Suwardi dan Sutartinah mendirikan Indonesische Pers Partiy dan memberikan masukan berita kepada  surat kabar di Belanda tentang berbagai peristiwa dan situasi di Indonesia. Di samping itu, Indonesische Pers Partiy juga menerbitkan brosur-brosur dan karangan-karangan/ tulisan mengenai Budi Oetomo, Sarekat Islam, Indische Partij, dan lain-lain. Dengan usaha tersebut, Sutartinah dan Suwardi berhasil membuka pikiran orang Belanda tentang Hindia-Belanda dan kaum pejuang (rakyat pribumi) di daerah jajahan itu, sekaligus membuat golongan demokrat dan progresif mengecam kebijaksanaan pemerintah Hindia-Belanda

Sebagai istri seorang jurnalis, Sutartinah menyadari bahwa ia dituntut harus rajin membaca dan belajar serta mengikuti perkembangan situasi.Ia menilai dan mengoreksi bahwa meskipun Suwardi memiliki kecerdasan yang luar biasa dan semangat juang dan keberanian yang tinggi namun bagi Sutartinah suaminya kurang cocok untuk perjuangan di bidang politik karena sering brangasan ( Jawa= mudah meluap dan berkobar), dan kalau sudah marah sulit mengendalikan emosi. Menurut penilaian Sutartinah, sebagai seorang penggempur di medan peperangan dengan sifat seperti itu Suwardi akan mudah terperangkap jebakan musuh. Jebakan yang dimaksud adalah pers delict sebagai senjata kolonialis menghadapi pejuang. Dengan begitu Sutartinah menyarankan agar Suwardi mempertimbangkan untuk mencari senjata lain dan merubah taktik perjuangannya.  Suwardi sangat menghargai istrinya, ia sosok yang demokrat dalam mendengar pendapat kawan maupun lawan.

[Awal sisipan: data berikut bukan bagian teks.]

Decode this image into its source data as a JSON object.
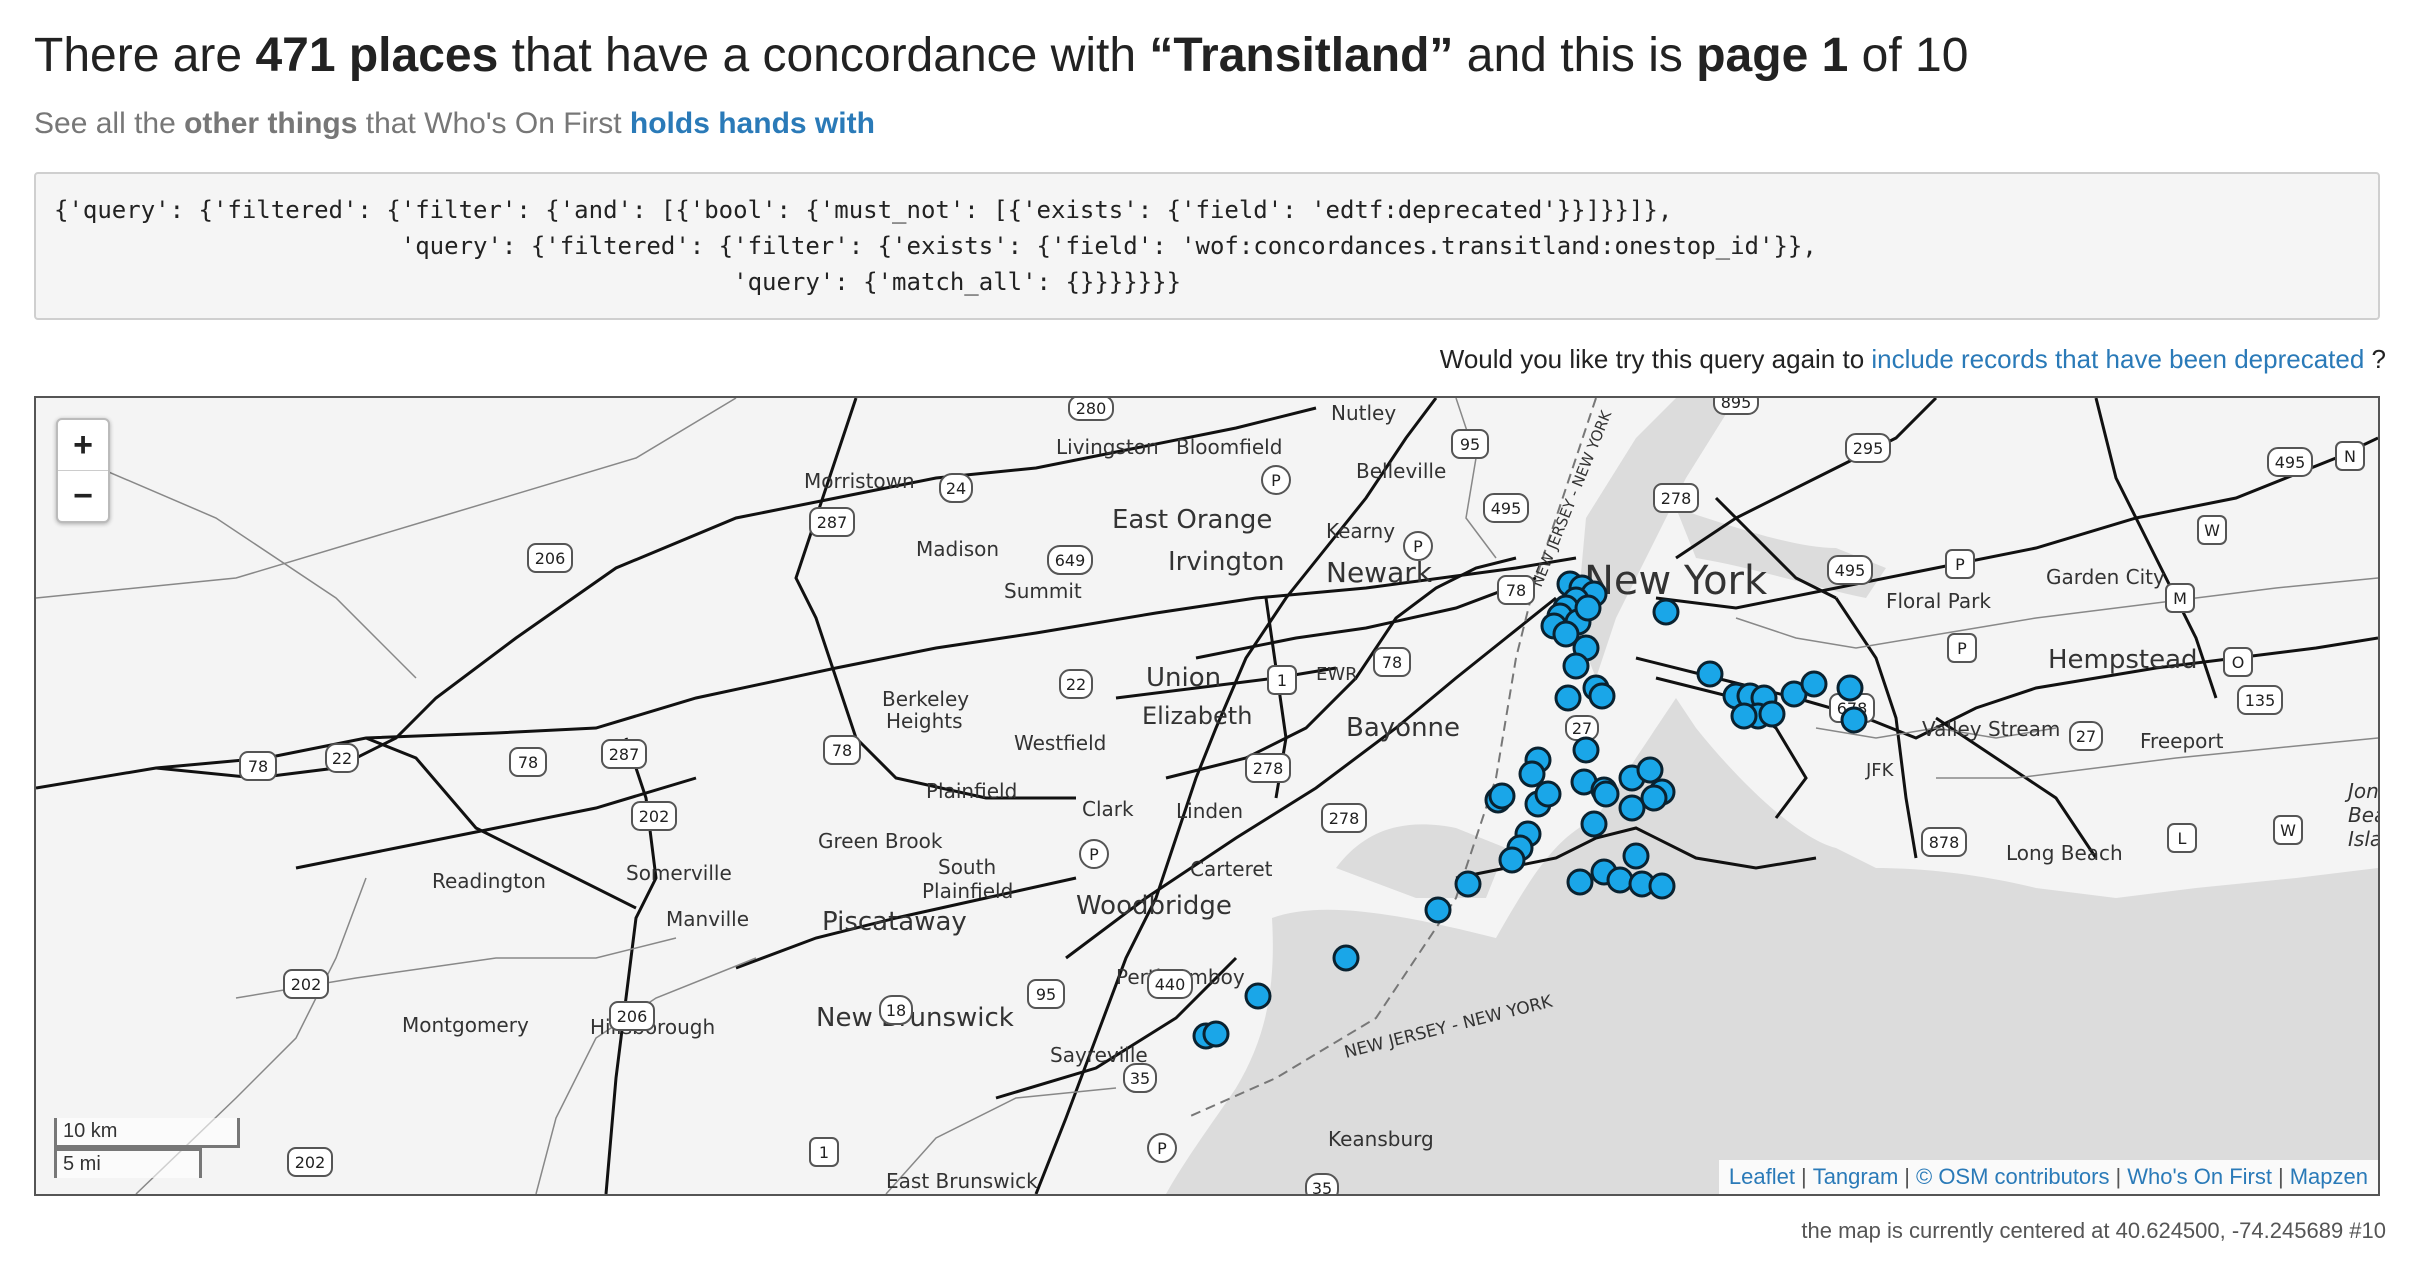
{
  "header": {
    "t1": "There are ",
    "count": "471 places",
    "t2": " that have a concordance with ",
    "concordance": "“Transitland”",
    "t3": " and this is ",
    "page": "page 1",
    "t4": " of 10"
  },
  "subtitle": {
    "t1": "See all the ",
    "other_things": "other things",
    "t2": " that Who's On First ",
    "link": "holds hands with"
  },
  "query_text": "{'query': {'filtered': {'filter': {'and': [{'bool': {'must_not': [{'exists': {'field': 'edtf:deprecated'}}]}}]},\n                        'query': {'filtered': {'filter': {'exists': {'field': 'wof:concordances.transitland:onestop_id'}},\n                                               'query': {'match_all': {}}}}}}}",
  "retry": {
    "prefix": "Would you like try this query again to ",
    "link": "include records that have been deprecated",
    "suffix": " ?"
  },
  "map": {
    "zoom_in": "+",
    "zoom_out": "−",
    "scale_km": "10 km",
    "scale_mi": "5 mi",
    "border_label_1": "NEW JERSEY - NEW YORK",
    "border_label_2": "NEW JERSEY - NEW YORK",
    "places": {
      "nutley": "Nutley",
      "livingston": "Livingston",
      "bloomfield": "Bloomfield",
      "belleville": "Belleville",
      "morristown": "Morristown",
      "east_orange": "East Orange",
      "kearny": "Kearny",
      "madison": "Madison",
      "irvington": "Irvington",
      "newark": "Newark",
      "new_york": "New York",
      "summit": "Summit",
      "floral_park": "Floral Park",
      "garden_city": "Garden City",
      "union": "Union",
      "ewr": "EWR",
      "hempstead": "Hempstead",
      "berkeley_heights_1": "Berkeley",
      "berkeley_heights_2": "Heights",
      "elizabeth": "Elizabeth",
      "bayonne": "Bayonne",
      "westfield": "Westfield",
      "valley_stream": "Valley Stream",
      "freeport": "Freeport",
      "jfk": "JFK",
      "plainfield": "Plainfield",
      "clark": "Clark",
      "linden": "Linden",
      "jones_beach_1": "Jon",
      "jones_beach_2": "Bea",
      "jones_beach_3": "Isla",
      "green_brook": "Green Brook",
      "south_plainfield_1": "South",
      "south_plainfield_2": "Plainfield",
      "carteret": "Carteret",
      "long_beach": "Long Beach",
      "readington": "Readington",
      "somerville": "Somerville",
      "woodbridge": "Woodbridge",
      "manville": "Manville",
      "piscataway": "Piscataway",
      "perth_amboy": "Perth Amboy",
      "montgomery": "Montgomery",
      "hillsborough": "Hillsborough",
      "new_brunswick": "New Brunswick",
      "sayreville": "Sayreville",
      "keansburg": "Keansburg",
      "east_brunswick": "East Brunswick"
    },
    "shields": {
      "s280": "280",
      "s95a": "95",
      "s895": "895",
      "s295": "295",
      "s495a": "495",
      "s495b": "495",
      "s495c": "495",
      "sN": "N",
      "s24": "24",
      "s287a": "287",
      "s206a": "206",
      "s649": "649",
      "sPa": "P",
      "sPb": "P",
      "sPc": "P",
      "sPd": "P",
      "sPe": "P",
      "sPf": "P",
      "s78a": "78",
      "s78b": "78",
      "s78c": "78",
      "s78d": "78",
      "s78e": "78",
      "sW": "W",
      "sM": "M",
      "s22a": "22",
      "s22b": "22",
      "s1a": "1",
      "s1b": "1",
      "s678": "678",
      "s135": "135",
      "s287b": "287",
      "s27a": "27",
      "s27b": "27",
      "s202a": "202",
      "s202b": "202",
      "s202c": "202",
      "s278a": "278",
      "s278b": "278",
      "s278c": "278",
      "s878": "878",
      "sL": "L",
      "sW2": "W",
      "s95b": "95",
      "s440": "440",
      "s18": "18",
      "s206b": "206",
      "s35a": "35",
      "s35b": "35",
      "sO": "O"
    }
  },
  "attribution": {
    "leaflet": "Leaflet",
    "tangram": "Tangram",
    "osm": "© OSM contributors",
    "wof": "Who's On First",
    "mapzen": "Mapzen"
  },
  "footnote": "the map is currently centered at 40.624500, -74.245689 #10",
  "colors": {
    "marker": "#1aa6e8",
    "link": "#2a7ab8",
    "water": "#dcdcdc"
  },
  "marker_count_visible": 58
}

Semenjak inilah maka Suwardi dan Sutartinah  mulai memikirkan lebih serius mengenai masalah-masalah perjuangan di bidang pendidikan setelah ia pulang kembali ke Tanah Air. Suwardi mulai mendesain tentang sifat, watak dan bentuk gerakan kebudayaan yang akan menjangkau bidang pendidikan dan pengajaran rakyat. Dalam diskusinya dengan K.H Ahmad Dahlan dan K.H Fakhrudin secara spontan Suwardi mengemukakan gagasan untuk mendirikan satu perguruan nasional yang luas dan mencangkup seluruh rakyat Indonesia yang kemudian dikenal dengan perguruan Taman Siswa. Suwardi mendirikan dan memimpin Taman Siswa, sedang Sutartinah membina gerakan wanita Indonesia lewat organisasi baru yaitu Wanita Taman Siswa. Di sini ia menjabat sebagai ketua sekaligus anggota badan penasehat pemimpin umum. Di sampung membina organisasi wanita, Sutartinah juga membina Taman Indria (Taman kanak-Kanak) dan Taman Muda sekolah dasar dalam perguruan Taman Siswa.

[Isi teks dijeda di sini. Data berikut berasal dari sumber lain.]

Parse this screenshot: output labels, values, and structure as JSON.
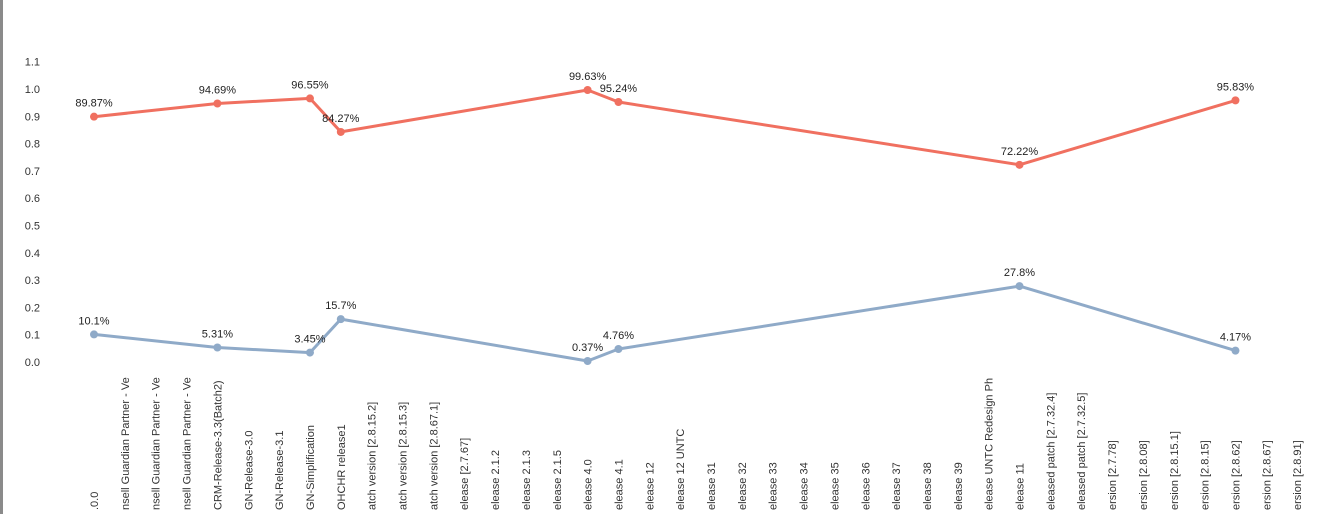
{
  "chart_data": {
    "type": "line",
    "title": "",
    "xlabel": "",
    "ylabel": "",
    "ylim": [
      0,
      1.1
    ],
    "yticks": [
      "0.0",
      "0.1",
      "0.2",
      "0.3",
      "0.4",
      "0.5",
      "0.6",
      "0.7",
      "0.8",
      "0.9",
      "1.0",
      "1.1"
    ],
    "grid": false,
    "legend": "none",
    "categories": [
      ".0.0",
      "nsell Guardian Partner - Ve",
      "nsell Guardian Partner - Ve",
      "nsell Guardian Partner - Ve",
      "CRM-Release-3.3(Batch2)",
      "GN-Release-3.0",
      "GN-Release-3.1",
      "GN-Simplification",
      "OHCHR release1",
      "atch version [2.8.15.2]",
      "atch version [2.8.15.3]",
      "atch version [2.8.67.1]",
      "elease [2.7.67]",
      "elease 2.1.2",
      "elease 2.1.3",
      "elease 2.1.5",
      "elease 4.0",
      "elease 4.1",
      "elease 12",
      "elease 12 UNTC",
      "elease 31",
      "elease 32",
      "elease 33",
      "elease 34",
      "elease 35",
      "elease 36",
      "elease 37",
      "elease 38",
      "elease 39",
      "elease UNTC Redesign Ph",
      "elease 11",
      "eleased patch [2.7.32.4]",
      "eleased patch [2.7.32.5]",
      "ersion [2.7.78]",
      "ersion [2.8.08]",
      "ersion [2.8.15.1]",
      "ersion [2.8.15]",
      "ersion [2.8.62]",
      "ersion [2.8.67]",
      "ersion [2.8.91]"
    ],
    "series": [
      {
        "color": "#f07060",
        "points": [
          {
            "index": 0,
            "value": 0.8987,
            "label": "89.87%"
          },
          {
            "index": 4,
            "value": 0.9469,
            "label": "94.69%"
          },
          {
            "index": 7,
            "value": 0.9655,
            "label": "96.55%"
          },
          {
            "index": 8,
            "value": 0.8427,
            "label": "84.27%"
          },
          {
            "index": 16,
            "value": 0.9963,
            "label": "99.63%"
          },
          {
            "index": 17,
            "value": 0.9524,
            "label": "95.24%"
          },
          {
            "index": 30,
            "value": 0.7222,
            "label": "72.22%"
          },
          {
            "index": 37,
            "value": 0.9583,
            "label": "95.83%"
          }
        ]
      },
      {
        "color": "#8faac8",
        "points": [
          {
            "index": 0,
            "value": 0.101,
            "label": "10.1%"
          },
          {
            "index": 4,
            "value": 0.0531,
            "label": "5.31%"
          },
          {
            "index": 7,
            "value": 0.0345,
            "label": "3.45%"
          },
          {
            "index": 8,
            "value": 0.157,
            "label": "15.7%"
          },
          {
            "index": 16,
            "value": 0.0037,
            "label": "0.37%"
          },
          {
            "index": 17,
            "value": 0.0476,
            "label": "4.76%"
          },
          {
            "index": 30,
            "value": 0.278,
            "label": "27.8%"
          },
          {
            "index": 37,
            "value": 0.0417,
            "label": "4.17%"
          }
        ]
      }
    ]
  }
}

Betapa begitu cerdas dan pedulinya Sutartinah dengan perempuan pribumi hingga perempuan harus diberdayakan dan dibina. Kegiatan dalam organisasi wanita Taman Siswa semakin ditingkatkan. Sutartinah sendiri dalam kedudukannya sebagai ketua menulis beberapa artikel kewanitaan di berbagai surat kabar dan mengadakan siaran-siaran radio. Dalam usaha meningkatkan usaha pergerakan kaum wanita, Sutartinah menemukan pasangan yang berfikiran sama yang ingin menyatukan seluruh gerakan wanita Indonesia ke dalam suatu wadah. Mereka adalah R.A Soekonto dan R.A Suyatin. Atas inisiatif Sutartinah, terhimpun 7 organisasi yang kemudian mensponsori Kongres Perempuan I di Yogyakarta. Dalam kepancaan kongres Indonesia I Sutartinah berkedudukan sebagai anggota biasa. Walau ia adalah pendiri ia merupakan salah satu pengambil inisiatif. Di dalam kongres, Sutartinah mendapat kesempatan berpidato yaitu pada 23 Desember 1928 dalam penyampaian pokok-pokok pikiran pada acara pemandangan umum, dengan judul “Adab Perempuan”. 

Suatu ketika Pemerintah Hindia-Belanda mengeluarkan ordonansi sekolah liar dan menutup kegiatan sekolah Taman Siswa. Dalam menghadapi hal tersebut, Sutartinah dan Suwardi mengadakan perlawanan yang gigih. Kalau Suwardi mengadakan kampanye terbuka atas larangan sekolah liar di Jakarta dan Bogor, Sutartinah dan pemimpin Taman Siswa lain di Yogyakarta mengadakan gerilya pendidikan.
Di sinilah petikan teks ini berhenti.